AWS Glue Data Catalog

  • Be sure that column names don't exceed 255 characters and don't contain special characters. For more information about column requirements, see Column.
  • Check for malformed data. For example, if the column name doesn't conform to the regular expression pattern "[\u0020-\uD7FF\uE000-\uFFFD\uD800\uDC00-\uDBFF\uDFFF\t]", then the crawler won't work.
  • Check for columns that have a length of 0. This happens when columns in the data don't match the data format of the table.
  • If your data contains DECIMAL columns with the "(precision, scale)" format, be sure that the scale value is less than or equal to the precision value.

Amazon Simple Storage Service (Amazon S3)

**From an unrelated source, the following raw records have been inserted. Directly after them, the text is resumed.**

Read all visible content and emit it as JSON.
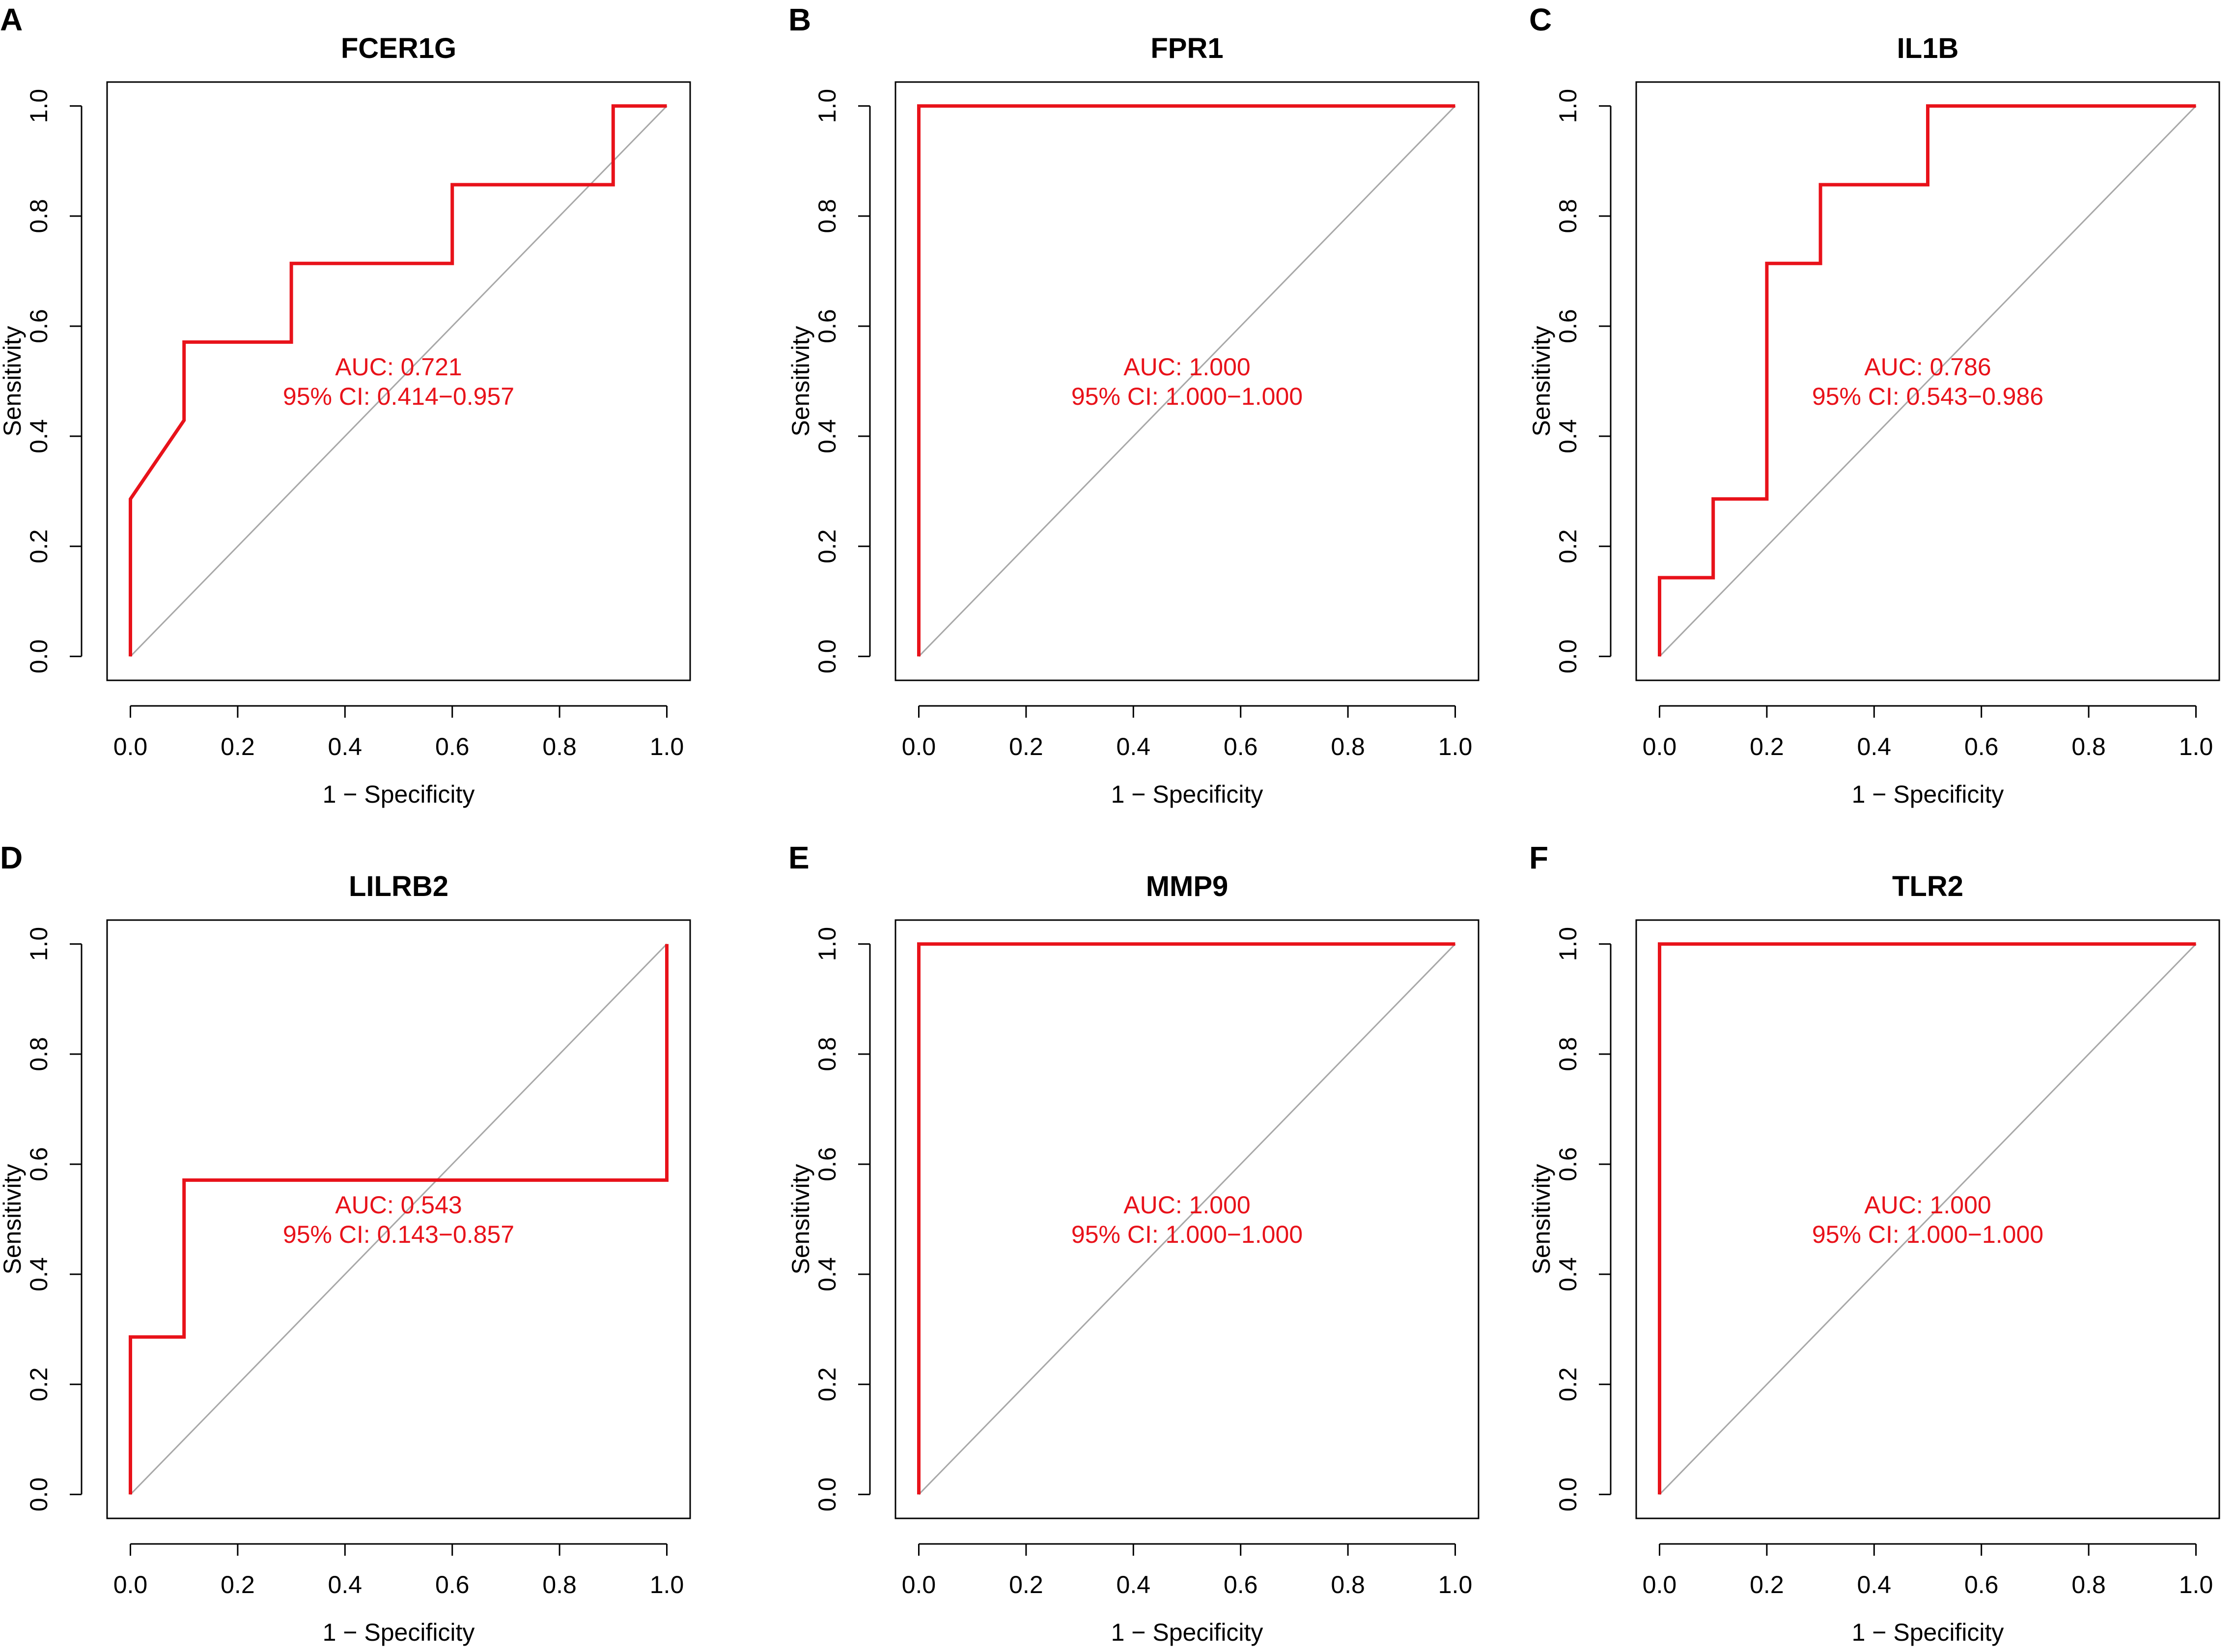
{
  "figure": {
    "panels_count": 6,
    "colors": {
      "roc": "#e8121a",
      "diagonal": "#a8a8a8",
      "axis": "#000000",
      "annotation": "#e8121a"
    }
  },
  "chart_data": [
    {
      "type": "line",
      "panel_label": "A",
      "title": "FCER1G",
      "xlabel": "1 − Specificity",
      "ylabel": "Sensitivity",
      "xlim": [
        0,
        1
      ],
      "ylim": [
        0,
        1
      ],
      "xticks": [
        "0.0",
        "0.2",
        "0.4",
        "0.6",
        "0.8",
        "1.0"
      ],
      "yticks": [
        "0.0",
        "0.2",
        "0.4",
        "0.6",
        "0.8",
        "1.0"
      ],
      "auc_text": "AUC: 0.721",
      "ci_text": "95% CI: 0.414−0.957",
      "roc": {
        "x": [
          0,
          0,
          0.1,
          0.1,
          0.3,
          0.3,
          0.6,
          0.6,
          0.9,
          0.9,
          1.0
        ],
        "y": [
          0,
          0.286,
          0.429,
          0.571,
          0.571,
          0.714,
          0.714,
          0.857,
          0.857,
          1.0,
          1.0
        ]
      }
    },
    {
      "type": "line",
      "panel_label": "B",
      "title": "FPR1",
      "xlabel": "1 − Specificity",
      "ylabel": "Sensitivity",
      "xlim": [
        0,
        1
      ],
      "ylim": [
        0,
        1
      ],
      "xticks": [
        "0.0",
        "0.2",
        "0.4",
        "0.6",
        "0.8",
        "1.0"
      ],
      "yticks": [
        "0.0",
        "0.2",
        "0.4",
        "0.6",
        "0.8",
        "1.0"
      ],
      "auc_text": "AUC: 1.000",
      "ci_text": "95% CI: 1.000−1.000",
      "roc": {
        "x": [
          0,
          0,
          1.0
        ],
        "y": [
          0,
          1.0,
          1.0
        ]
      }
    },
    {
      "type": "line",
      "panel_label": "C",
      "title": "IL1B",
      "xlabel": "1 − Specificity",
      "ylabel": "Sensitivity",
      "xlim": [
        0,
        1
      ],
      "ylim": [
        0,
        1
      ],
      "xticks": [
        "0.0",
        "0.2",
        "0.4",
        "0.6",
        "0.8",
        "1.0"
      ],
      "yticks": [
        "0.0",
        "0.2",
        "0.4",
        "0.6",
        "0.8",
        "1.0"
      ],
      "auc_text": "AUC: 0.786",
      "ci_text": "95% CI: 0.543−0.986",
      "roc": {
        "x": [
          0,
          0,
          0.1,
          0.1,
          0.2,
          0.2,
          0.3,
          0.3,
          0.5,
          0.5,
          1.0
        ],
        "y": [
          0,
          0.143,
          0.143,
          0.286,
          0.286,
          0.714,
          0.714,
          0.857,
          0.857,
          1.0,
          1.0
        ]
      }
    },
    {
      "type": "line",
      "panel_label": "D",
      "title": "LILRB2",
      "xlabel": "1 − Specificity",
      "ylabel": "Sensitivity",
      "xlim": [
        0,
        1
      ],
      "ylim": [
        0,
        1
      ],
      "xticks": [
        "0.0",
        "0.2",
        "0.4",
        "0.6",
        "0.8",
        "1.0"
      ],
      "yticks": [
        "0.0",
        "0.2",
        "0.4",
        "0.6",
        "0.8",
        "1.0"
      ],
      "auc_text": "AUC: 0.543",
      "ci_text": "95% CI: 0.143−0.857",
      "roc": {
        "x": [
          0,
          0,
          0.1,
          0.1,
          1.0,
          1.0
        ],
        "y": [
          0,
          0.286,
          0.286,
          0.571,
          0.571,
          1.0
        ]
      }
    },
    {
      "type": "line",
      "panel_label": "E",
      "title": "MMP9",
      "xlabel": "1 − Specificity",
      "ylabel": "Sensitivity",
      "xlim": [
        0,
        1
      ],
      "ylim": [
        0,
        1
      ],
      "xticks": [
        "0.0",
        "0.2",
        "0.4",
        "0.6",
        "0.8",
        "1.0"
      ],
      "yticks": [
        "0.0",
        "0.2",
        "0.4",
        "0.6",
        "0.8",
        "1.0"
      ],
      "auc_text": "AUC: 1.000",
      "ci_text": "95% CI: 1.000−1.000",
      "roc": {
        "x": [
          0,
          0,
          1.0
        ],
        "y": [
          0,
          1.0,
          1.0
        ]
      }
    },
    {
      "type": "line",
      "panel_label": "F",
      "title": "TLR2",
      "xlabel": "1 − Specificity",
      "ylabel": "Sensitivity",
      "xlim": [
        0,
        1
      ],
      "ylim": [
        0,
        1
      ],
      "xticks": [
        "0.0",
        "0.2",
        "0.4",
        "0.6",
        "0.8",
        "1.0"
      ],
      "yticks": [
        "0.0",
        "0.2",
        "0.4",
        "0.6",
        "0.8",
        "1.0"
      ],
      "auc_text": "AUC: 1.000",
      "ci_text": "95% CI: 1.000−1.000",
      "roc": {
        "x": [
          0,
          0,
          1.0
        ],
        "y": [
          0,
          1.0,
          1.0
        ]
      }
    }
  ]
}
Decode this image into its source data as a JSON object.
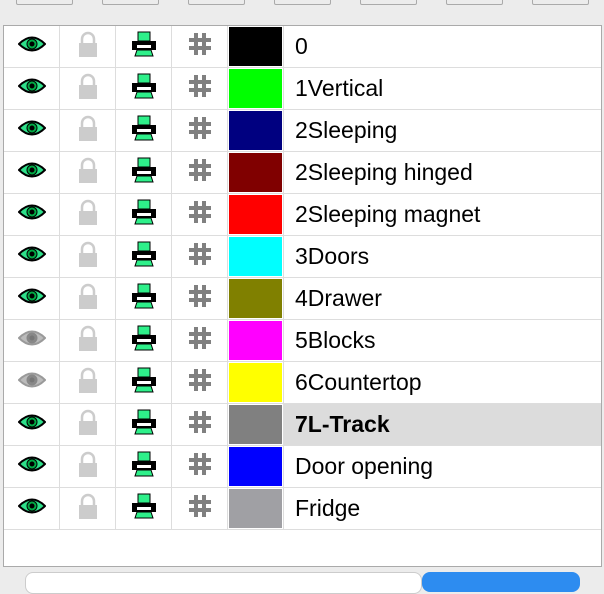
{
  "layers": [
    {
      "name": "0",
      "color": "#000000",
      "visible": true,
      "selected": false
    },
    {
      "name": "1Vertical",
      "color": "#00ff00",
      "visible": true,
      "selected": false
    },
    {
      "name": "2Sleeping",
      "color": "#000080",
      "visible": true,
      "selected": false
    },
    {
      "name": "2Sleeping hinged",
      "color": "#800000",
      "visible": true,
      "selected": false
    },
    {
      "name": "2Sleeping magnet",
      "color": "#ff0000",
      "visible": true,
      "selected": false
    },
    {
      "name": "3Doors",
      "color": "#00ffff",
      "visible": true,
      "selected": false
    },
    {
      "name": "4Drawer",
      "color": "#808000",
      "visible": true,
      "selected": false
    },
    {
      "name": "5Blocks",
      "color": "#ff00ff",
      "visible": false,
      "selected": false
    },
    {
      "name": "6Countertop",
      "color": "#ffff00",
      "visible": false,
      "selected": false
    },
    {
      "name": "7L-Track",
      "color": "#808080",
      "visible": true,
      "selected": true
    },
    {
      "name": "Door opening",
      "color": "#0000ff",
      "visible": true,
      "selected": false
    },
    {
      "name": "Fridge",
      "color": "#a0a0a4",
      "visible": true,
      "selected": false
    }
  ],
  "colors": {
    "eye_on": "#2ee08a",
    "eye_off": "#9a9a9a",
    "printer": "#2ef08a",
    "accent": "#2d8cf0"
  }
}
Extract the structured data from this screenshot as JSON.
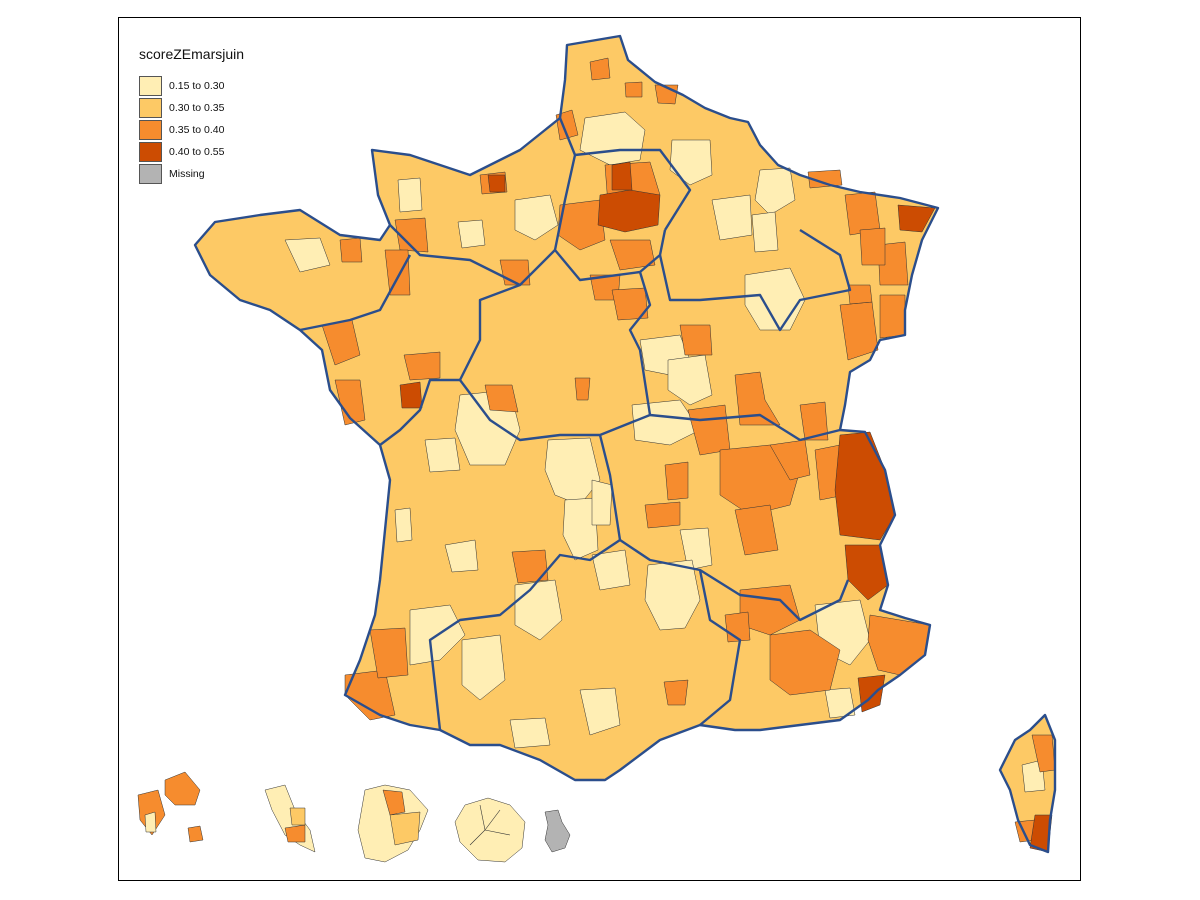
{
  "legend": {
    "title": "scoreZEmarsjuin",
    "items": [
      {
        "label": "0.15 to 0.30",
        "color": "#ffeeb4"
      },
      {
        "label": "0.30 to 0.35",
        "color": "#fdc965"
      },
      {
        "label": "0.35 to 0.40",
        "color": "#f68c2e"
      },
      {
        "label": "0.40 to 0.55",
        "color": "#cc4c02"
      },
      {
        "label": "Missing",
        "color": "#b3b3b3"
      }
    ]
  },
  "colors": {
    "region_border": "#2b4e8c",
    "zone_border": "#333333",
    "frame": "#000000"
  }
}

  • Be sure that the Amazon S3 path doesn't contain special characters.
  • Confirm that the AWS Identity and Access Management (IAM) role for the crawler has permissions to access the Amazon S3 path. For more information, see Create an IAM Role for AWS Glue.
  • Having a large number of small files can cause the crawler to fail with an internal service exception. To avoid this problem, use the S3DistCp tool to combine smaller files. You incur additional Amazon EMR charges when you use S3DistCp. Or, set exclude patterns and then crawl the files in batches.
  • Remove special ASCII characters such as ^, %, and ~ from your data, if possible. If that's not possible, use custom classifiers to classify your data.
  • Confirm that the S3 objects use the STANDARD storage class. To restore objects to the STANDARD storage class, see How Do I Restore an S3 Object That Has Been Archived?
  • Confirm that the include and exclude patterns in the crawler configuration match the S3 bucket paths.
  • If you're crawling an encrypted S3 bucket, confirm that the IAM role for the crawler has the appropriate permissions for the AWS Key Management Service (AWS KMS) key. For more information, see Working with Security Configurations on the AWS Glue Console and Setting Up Encryption in AWS Glue.
  • If you're crawling an encrypted S3 bucket, be sure that the bucket, KMS key, and AWS Glue job are in the same AWS Region.
  • Check the request rate on the S3 bucket that you're crawling. If it's high, consider creating more prefixes to parallelize reads. For more information, see Best Practices Design Patterns: Optimizing Amazon S3 Performance.
  • Be sure that the S3 bucket partitions and keys are consistent. For example, if the crawler expects the objects to use the path s3://mybucket/yyyy=xxxx/mm=xxx/dd=xx/[files], but some of the objects use the path s3://mybucket/yyyy=xxxx/mm=xxx/[files], the crawler fails with an internal service exception.

Amazon DynamoDB

JDBC

  • If you're crawling a JDBC data source that is encrypted with AWS KMS, check the subnet that you're using for the connection. The subnet's route table must have a route to the KMS endpoint.
  • Be sure that you're using the correct Include path syntax. For more information, see Defining Crawlers.
  • If you're crawling a JDBC data store, confirm that the SSL connection is configured correctly. If you're not using an SSL connection, be sure that Require SSL connection is not selected when you configure the crawler.
  • Confirm that the database name in the AWS Glue connection matches the database name in the crawler's Include path, and be sure that you entered the Include path correctly. For more information, see Working with Connections on the AWS Glue Console and Include and Exclude Patterns.

AWS KMS

  • If you're using AWS KMS, the AWS Glue crawler must have access to AWS KMS. To grant access, select the Enable Private DNS Name option when you create the KMS endpoint. Then, add the KMS endpoint to the VPC subnet configuration for the AWS Glue connection. For more information, see Creating an AWS KMS VPC Endpoint (VPC Console).